Research

You can find an overview of key themes in my current and future research here: Research Statement, Oberg

Should Consumer Subsidies Be More Flexible? A Structural Analysis and Case Study of the Food Stamps Program. (Job Market Paper) [Link to latest draft]

Abstract: Consumer subsidies reduce the price of goods and services to the consumer. For example, many government funded welfare programs provide its recipients in-kind transfers which are subject to different spending restrictions. In this paper, we study how consumers respond to subsidy designs with different spending restrictions, with implications to optimal design of welfare subsidies. In the context of SNAP (commonly known as the Food Stamps Program), we analyze the effect of food stamp benefits from the perspective of recipients (who care about overall consumer welfare) and the policymaker (who prefers that funds are used to buy food). To simulate consumer behavior under different subsidies, we develop a structural model of consumer demand which integrates consumer decisions for brands, categories, and stores. Our main finding is that expanding food stamp benefits to include household goods would be preferred by both benefit recipients and the policymaker. The mechanism driving this result is that flexible benefits give access to a wider selection of items which provides greater incentives to visit stores. In addition, we quantify trade-offs between different benefit designs and study the effect of banning benefit use on sweetened soda. Finally, our model of brand, category and store choice makes a technical contribution that could be interesting beyond the application considered in this paper.
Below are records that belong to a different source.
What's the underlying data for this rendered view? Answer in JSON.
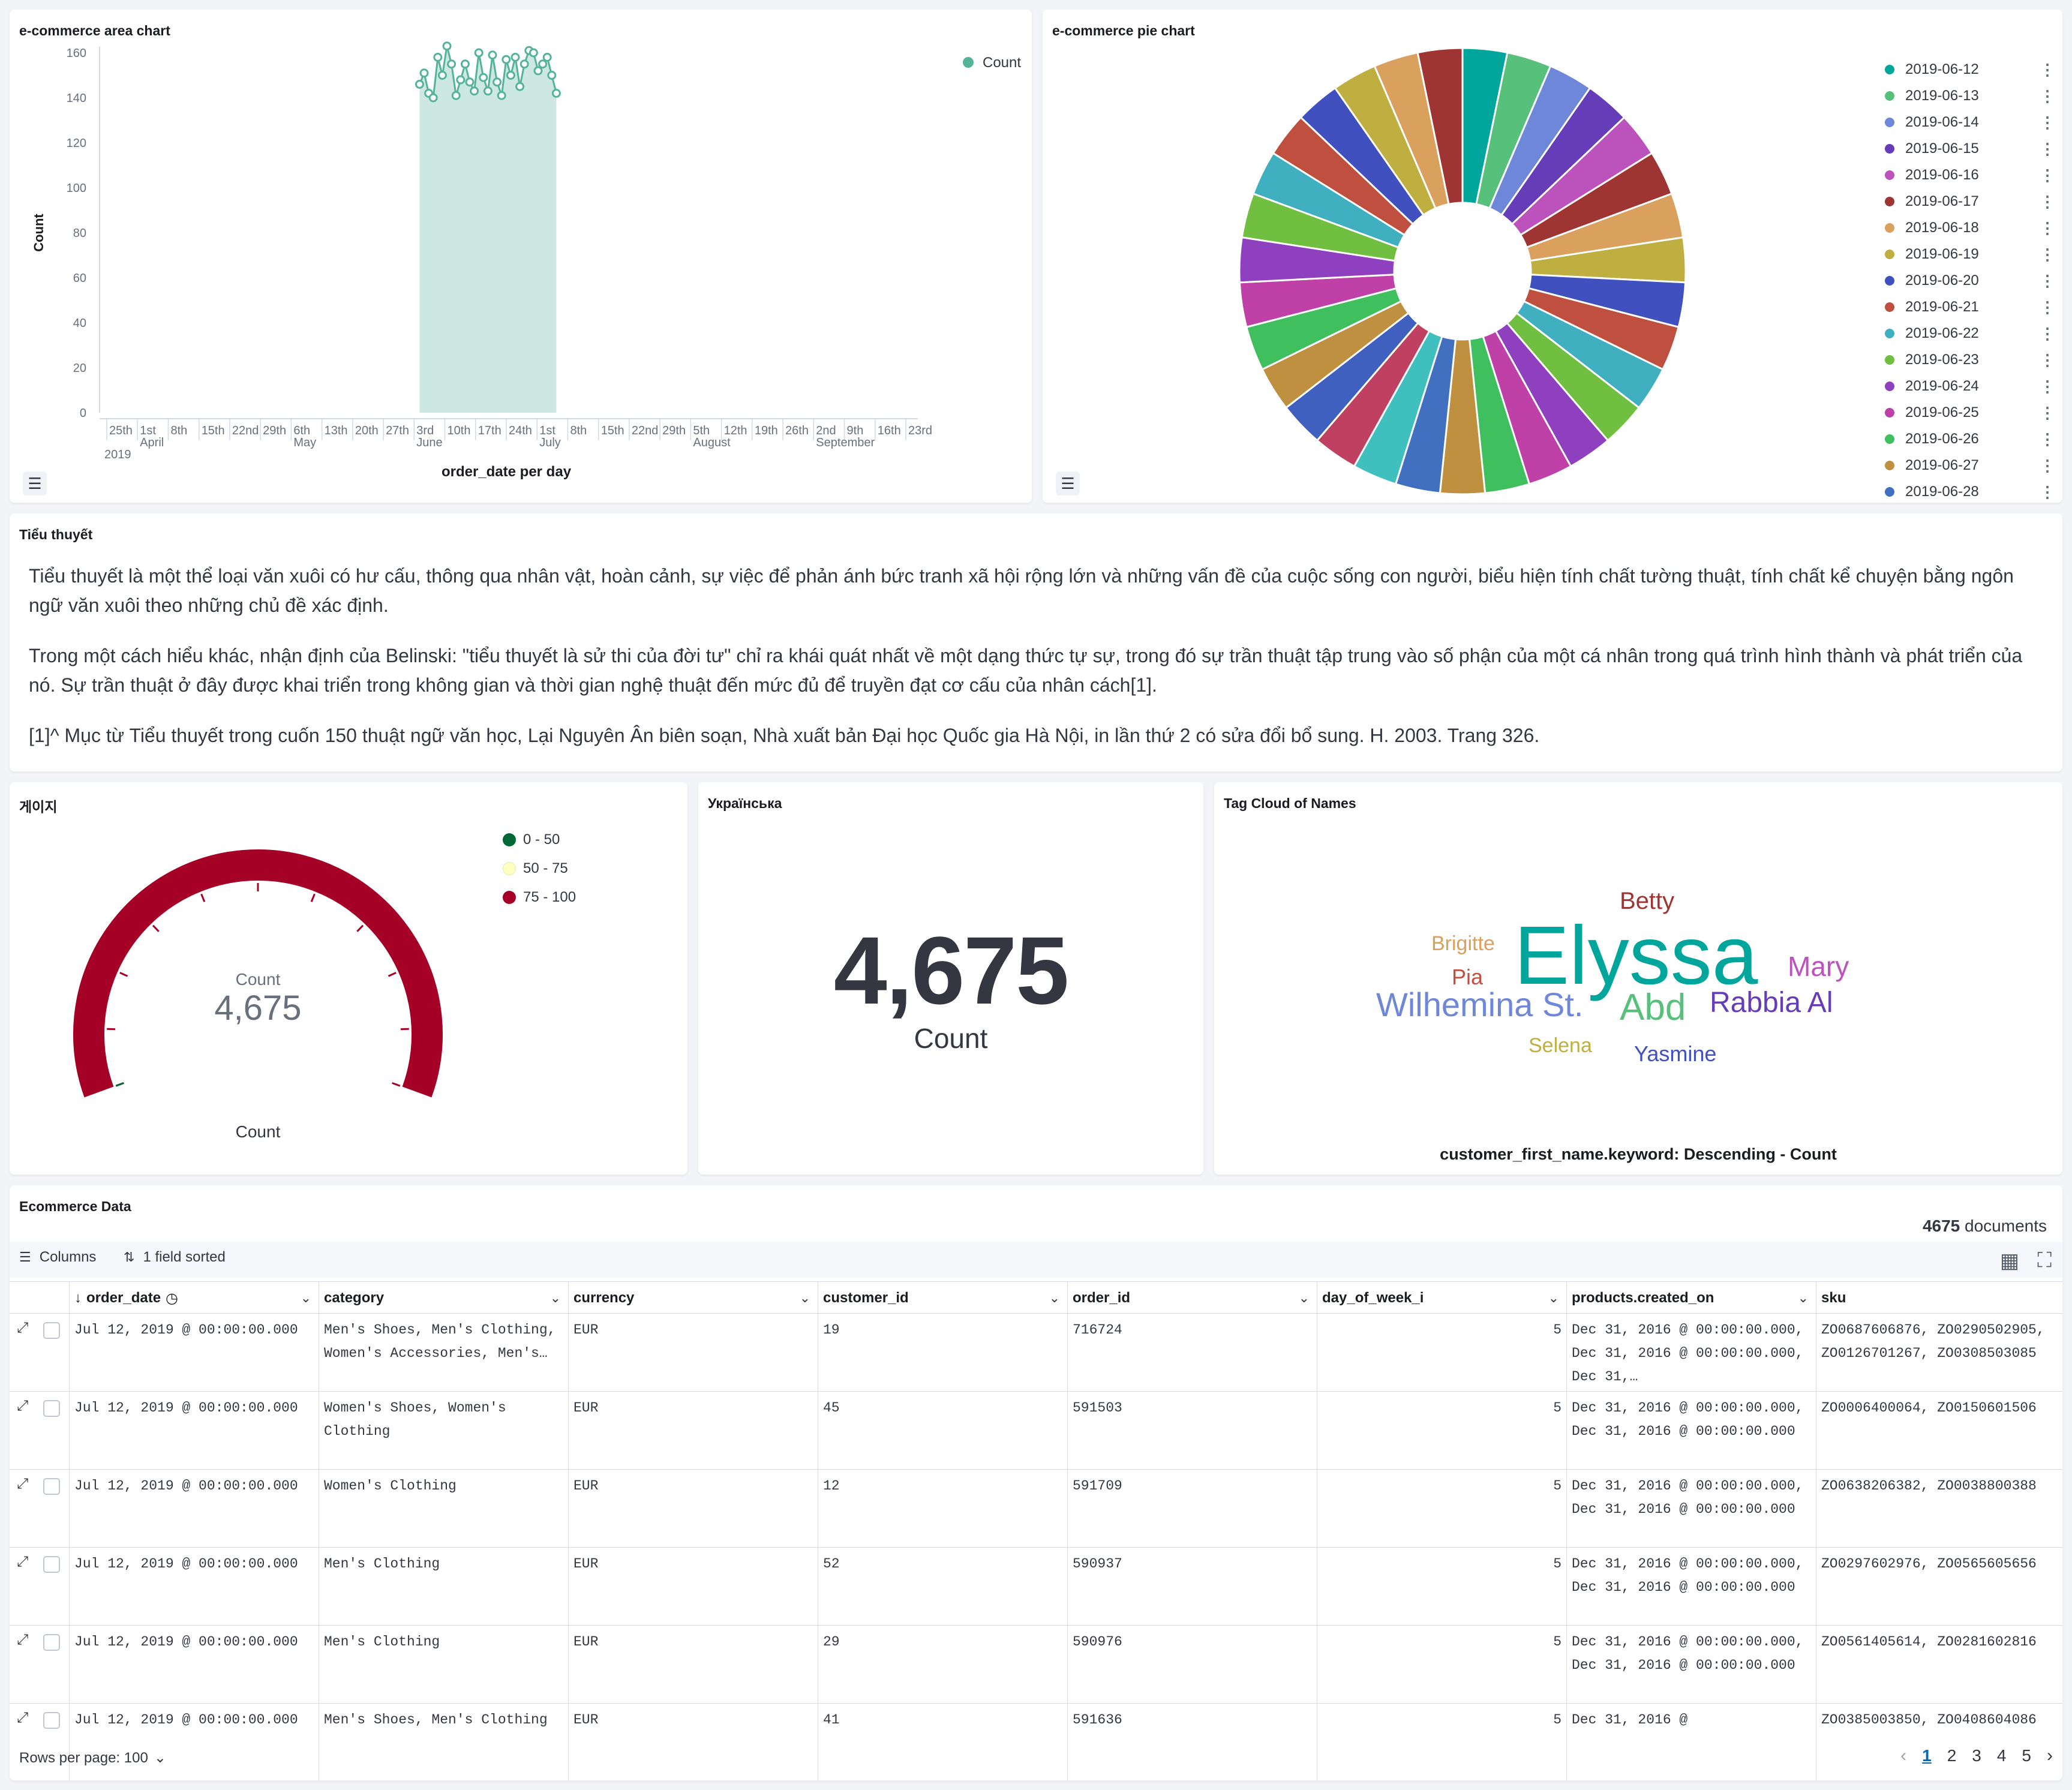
{
  "area_panel": {
    "title": "e-commerce area chart",
    "ylabel": "Count",
    "xlabel": "order_date per day",
    "legend": "Count",
    "y_ticks": [
      "0",
      "20",
      "40",
      "60",
      "80",
      "100",
      "120",
      "140",
      "160"
    ],
    "x_ticks": [
      "25th",
      "1st",
      "8th",
      "15th",
      "22nd",
      "29th",
      "6th",
      "13th",
      "20th",
      "27th",
      "3rd",
      "10th",
      "17th",
      "24th",
      "1st",
      "8th",
      "15th",
      "22nd",
      "29th",
      "5th",
      "12th",
      "19th",
      "26th",
      "2nd",
      "9th",
      "16th",
      "23rd"
    ],
    "x_sub": [
      "2019",
      "April",
      "May",
      "June",
      "July",
      "August",
      "September"
    ]
  },
  "pie_panel": {
    "title": "e-commerce pie chart",
    "legend": [
      {
        "label": "2019-06-12",
        "color": "#00a69b"
      },
      {
        "label": "2019-06-13",
        "color": "#57c17b"
      },
      {
        "label": "2019-06-14",
        "color": "#6f87d8"
      },
      {
        "label": "2019-06-15",
        "color": "#663db8"
      },
      {
        "label": "2019-06-16",
        "color": "#bc52bc"
      },
      {
        "label": "2019-06-17",
        "color": "#9e3533"
      },
      {
        "label": "2019-06-18",
        "color": "#daa05d"
      },
      {
        "label": "2019-06-19",
        "color": "#bfaf40"
      },
      {
        "label": "2019-06-20",
        "color": "#4050bf"
      },
      {
        "label": "2019-06-21",
        "color": "#bf5040"
      },
      {
        "label": "2019-06-22",
        "color": "#40afbf"
      },
      {
        "label": "2019-06-23",
        "color": "#70bf40"
      },
      {
        "label": "2019-06-24",
        "color": "#8f40bf"
      },
      {
        "label": "2019-06-25",
        "color": "#bf40a7"
      },
      {
        "label": "2019-06-26",
        "color": "#40bf5f"
      },
      {
        "label": "2019-06-27",
        "color": "#bf9040"
      },
      {
        "label": "2019-06-28",
        "color": "#4070bf"
      }
    ]
  },
  "markdown_panel": {
    "title": "Tiểu thuyết",
    "p1": "Tiểu thuyết là một thể loại văn xuôi có hư cấu, thông qua nhân vật, hoàn cảnh, sự việc để phản ánh bức tranh xã hội rộng lớn và những vấn đề của cuộc sống con người, biểu hiện tính chất tường thuật, tính chất kể chuyện bằng ngôn ngữ văn xuôi theo những chủ đề xác định.",
    "p2": "Trong một cách hiểu khác, nhận định của Belinski: \"tiểu thuyết là sử thi của đời tư\" chỉ ra khái quát nhất về một dạng thức tự sự, trong đó sự trần thuật tập trung vào số phận của một cá nhân trong quá trình hình thành và phát triển của nó. Sự trần thuật ở đây được khai triển trong không gian và thời gian nghệ thuật đến mức đủ để truyền đạt cơ cấu của nhân cách[1].",
    "p3": "[1]^ Mục từ Tiểu thuyết trong cuốn 150 thuật ngữ văn học, Lại Nguyên Ân biên soạn, Nhà xuất bản Đại học Quốc gia Hà Nội, in lần thứ 2 có sửa đổi bổ sung. H. 2003. Trang 326."
  },
  "gauge_panel": {
    "title": "게이지",
    "inner_label": "Count",
    "value": "4,675",
    "bottom_label": "Count",
    "level_percent": 100,
    "legend": [
      {
        "label": "0 - 50",
        "color": "#006837"
      },
      {
        "label": "50 - 75",
        "color": "#ffffbf"
      },
      {
        "label": "75 - 100",
        "color": "#a50026"
      }
    ]
  },
  "metric_panel": {
    "title": "Українська",
    "value": "4,675",
    "label": "Count"
  },
  "tagcloud_panel": {
    "title": "Tag Cloud of Names",
    "footer": "customer_first_name.keyword: Descending - Count",
    "tags": [
      {
        "text": "Elyssa",
        "color": "#00a69b"
      },
      {
        "text": "Betty",
        "color": "#9e3533"
      },
      {
        "text": "Brigitte",
        "color": "#daa05d"
      },
      {
        "text": "Mary",
        "color": "#bc52bc"
      },
      {
        "text": "Pia",
        "color": "#bf5040"
      },
      {
        "text": "Wilhemina St.",
        "color": "#6f87d8"
      },
      {
        "text": "Abd",
        "color": "#57c17b"
      },
      {
        "text": "Rabbia Al",
        "color": "#663db8"
      },
      {
        "text": "Selena",
        "color": "#bfaf40"
      },
      {
        "text": "Yasmine",
        "color": "#4050bf"
      }
    ]
  },
  "table_panel": {
    "title": "Ecommerce Data",
    "doc_count": "4675",
    "doc_suffix": " documents",
    "columns_btn": "Columns",
    "sorted_btn": "1 field sorted",
    "headers": [
      "order_date",
      "category",
      "currency",
      "customer_id",
      "order_id",
      "day_of_week_i",
      "products.created_on",
      "sku"
    ],
    "rows": [
      [
        "Jul 12, 2019 @ 00:00:00.000",
        "Men's Shoes, Men's Clothing, Women's Accessories, Men's…",
        "EUR",
        "19",
        "716724",
        "5",
        "Dec 31, 2016 @ 00:00:00.000, Dec 31, 2016 @ 00:00:00.000, Dec 31,…",
        "ZO0687606876, ZO0290502905, ZO0126701267, ZO0308503085"
      ],
      [
        "Jul 12, 2019 @ 00:00:00.000",
        "Women's Shoes, Women's Clothing",
        "EUR",
        "45",
        "591503",
        "5",
        "Dec 31, 2016 @ 00:00:00.000, Dec 31, 2016 @ 00:00:00.000",
        "ZO0006400064, ZO0150601506"
      ],
      [
        "Jul 12, 2019 @ 00:00:00.000",
        "Women's Clothing",
        "EUR",
        "12",
        "591709",
        "5",
        "Dec 31, 2016 @ 00:00:00.000, Dec 31, 2016 @ 00:00:00.000",
        "ZO0638206382, ZO0038800388"
      ],
      [
        "Jul 12, 2019 @ 00:00:00.000",
        "Men's Clothing",
        "EUR",
        "52",
        "590937",
        "5",
        "Dec 31, 2016 @ 00:00:00.000, Dec 31, 2016 @ 00:00:00.000",
        "ZO0297602976, ZO0565605656"
      ],
      [
        "Jul 12, 2019 @ 00:00:00.000",
        "Men's Clothing",
        "EUR",
        "29",
        "590976",
        "5",
        "Dec 31, 2016 @ 00:00:00.000, Dec 31, 2016 @ 00:00:00.000",
        "ZO0561405614, ZO0281602816"
      ],
      [
        "Jul 12, 2019 @ 00:00:00.000",
        "Men's Shoes, Men's Clothing",
        "EUR",
        "41",
        "591636",
        "5",
        "Dec 31, 2016 @",
        "ZO0385003850, ZO0408604086"
      ]
    ],
    "rows_per_page": "Rows per page: 100",
    "pages": [
      "1",
      "2",
      "3",
      "4",
      "5"
    ]
  },
  "chart_data": [
    {
      "type": "area",
      "title": "e-commerce area chart",
      "xlabel": "order_date per day",
      "ylabel": "Count",
      "ylim": [
        0,
        160
      ],
      "series": [
        {
          "name": "Count",
          "x": [
            "2019-06-12",
            "2019-06-13",
            "2019-06-14",
            "2019-06-15",
            "2019-06-16",
            "2019-06-17",
            "2019-06-18",
            "2019-06-19",
            "2019-06-20",
            "2019-06-21",
            "2019-06-22",
            "2019-06-23",
            "2019-06-24",
            "2019-06-25",
            "2019-06-26",
            "2019-06-27",
            "2019-06-28",
            "2019-06-29",
            "2019-06-30",
            "2019-07-01",
            "2019-07-02",
            "2019-07-03",
            "2019-07-04",
            "2019-07-05",
            "2019-07-06",
            "2019-07-07",
            "2019-07-08",
            "2019-07-09",
            "2019-07-10",
            "2019-07-11",
            "2019-07-12"
          ],
          "values": [
            146,
            151,
            142,
            140,
            158,
            150,
            163,
            155,
            141,
            148,
            155,
            147,
            143,
            160,
            149,
            143,
            159,
            147,
            141,
            157,
            150,
            158,
            145,
            155,
            161,
            160,
            152,
            155,
            158,
            150,
            142
          ]
        }
      ],
      "legend": "top-right",
      "grid": false
    },
    {
      "type": "pie",
      "title": "e-commerce pie chart",
      "donut": true,
      "slices_count": 31,
      "legend": "right"
    }
  ]
}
Keywords: structural modeling, supermarket demand, food policy.

Tackling External Validity in Marketing Decisions: The case of Media Planning in Online Display Advertising.

Abstract: In this paper, we propose two ideas: (i) a method that measures ad effectiveness leveraging quasi-experimental variation in auction outcome data, and (ii) a model of optimization that helps decision makers account for parameter variability when setting advertising strategy. The two methods ((i) and (ii)) are integrated to develop a decision aid for advertisers tasked with setting campaign strategy, with a focus on out-of-sample performance. In the application, we examine parameter variability in the context of campaign-level decision variables (e.g., choice of audience segments, ad visuals, and ad placement) and study implications for optimal firm spending across publishers when launching a new campaign with design choices (e.g., new choice of audience segments, new ad visuals, new ad placement) that are not present in observed data.
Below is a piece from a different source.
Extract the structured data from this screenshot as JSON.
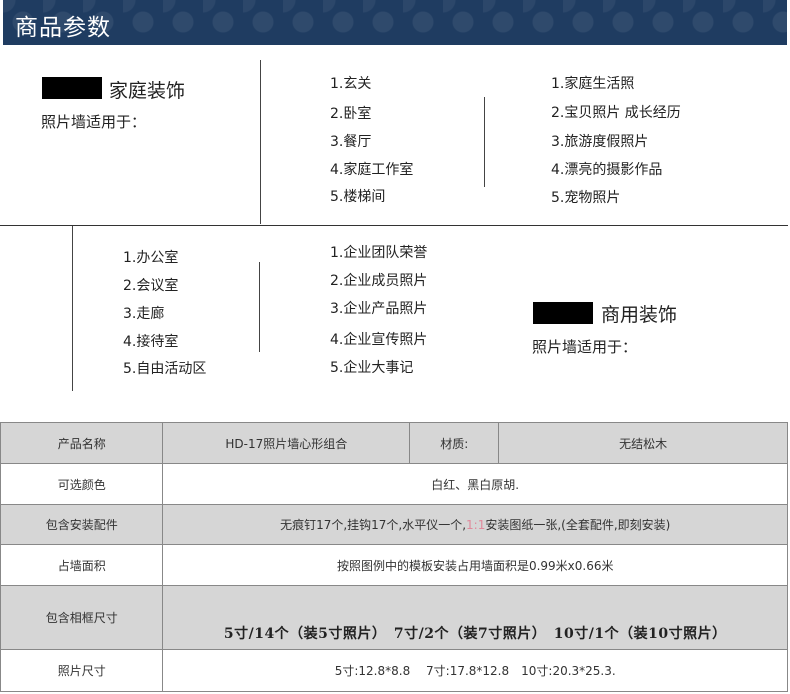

Keywords: attribution modeling, multichannel marketing, causal inference, selection bias, robust optimization.

Consumption and Generation of Reviews in Online Platform Markets — A Structural Model.
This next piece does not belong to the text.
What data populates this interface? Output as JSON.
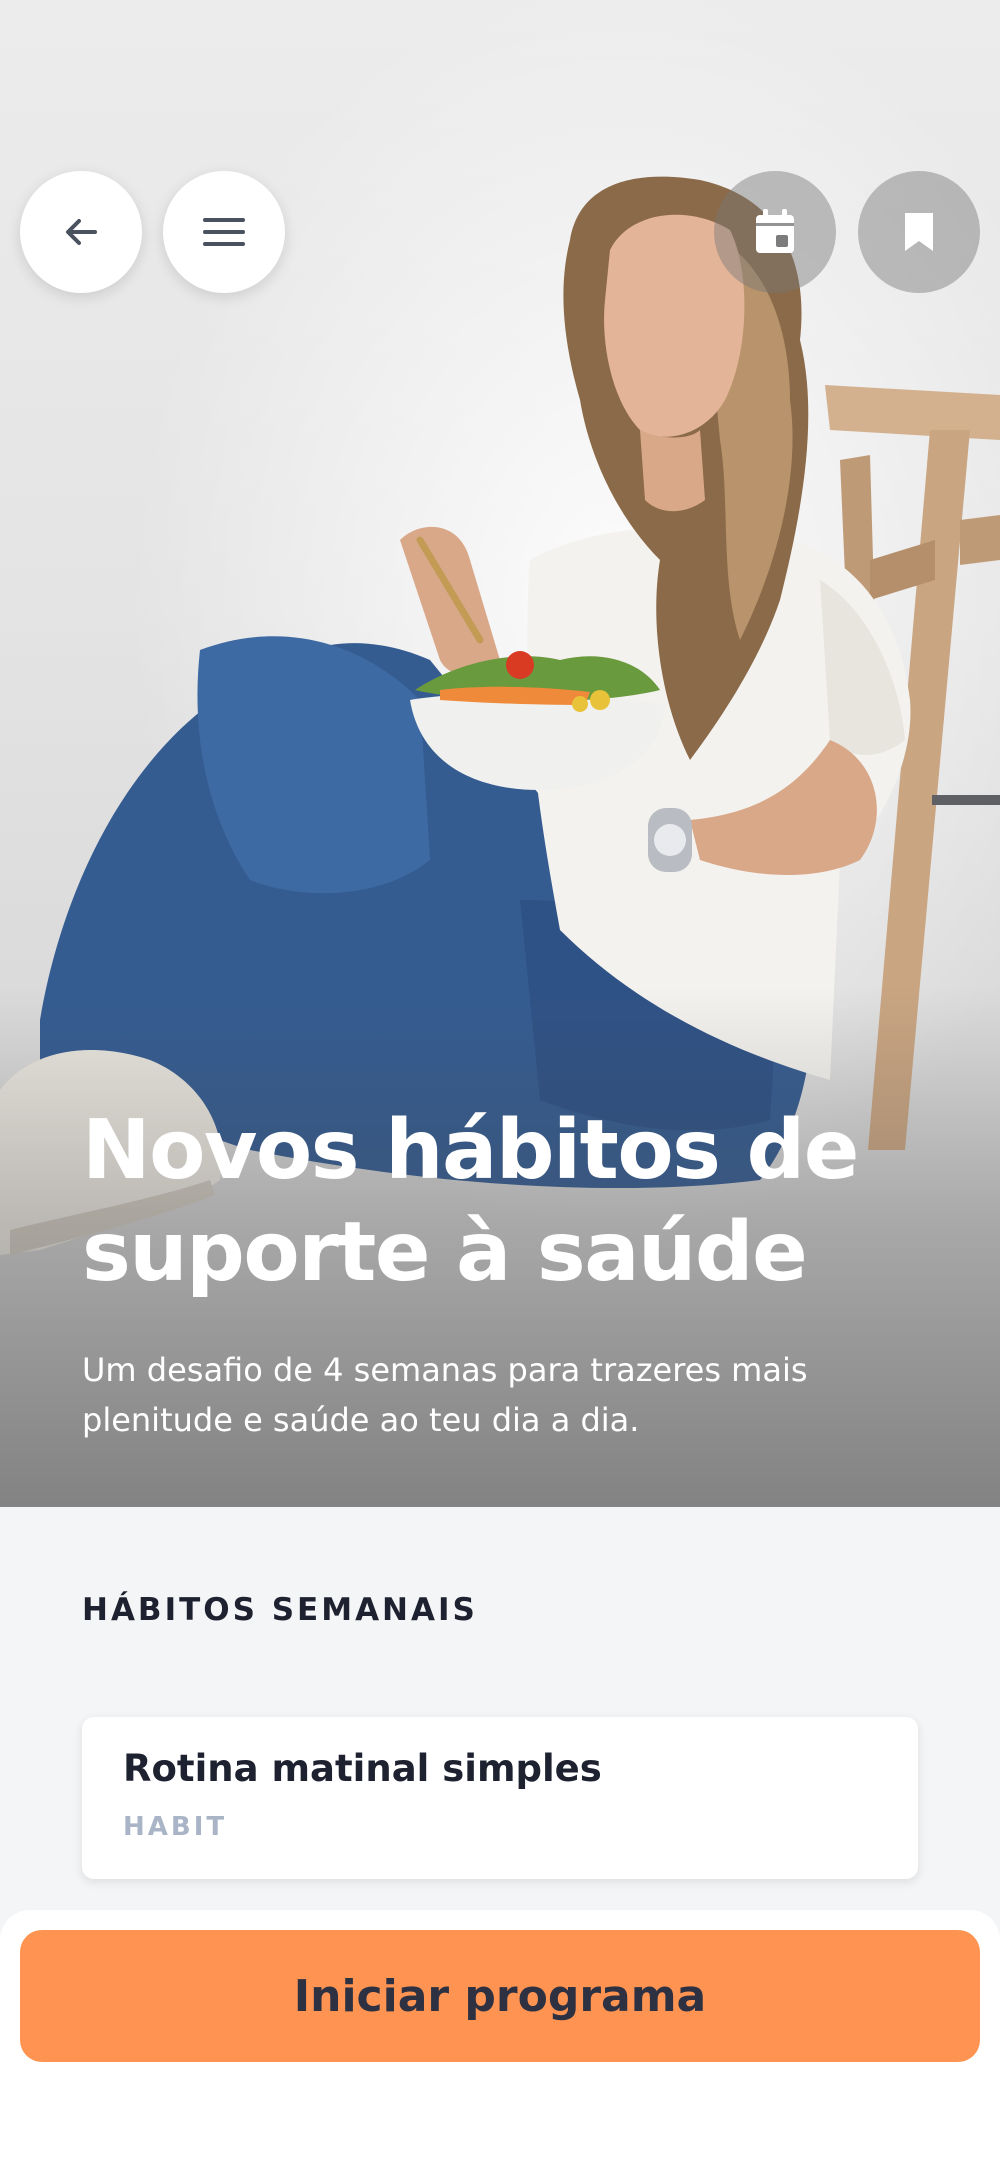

Abstract: In markets with many products – e.g., vacation rentals, consumer electronics, restaurants – consumers rarely have access to vertical quality measures (like hotel star ratings) and often rely on reviews written by other consumers to choose among products. Learning from reviews is complicated because review information is a mix of vertical quality signals and horizontal preferences of the respective reviewers who are often unknown to the customer reading reviews. As a result, review scores and content hide two types of quality signals, creating a challenging problem for the platform to order search alternatives and review content to match each customer’s tastes. In this paper, we develop a model that allows us to decompose review scores along two dimensions, corresponding to vertical and horizontal preferences. We use data from an online marketplace for vacation rentals and study how ordering search alternatives and review content based on two preference dimensions instead of one aggregated dimension affects search and choice, and the attendant implications for customer satisfaction and platform revenue.

Keywords: structural modeling, consumer reviews, platform design.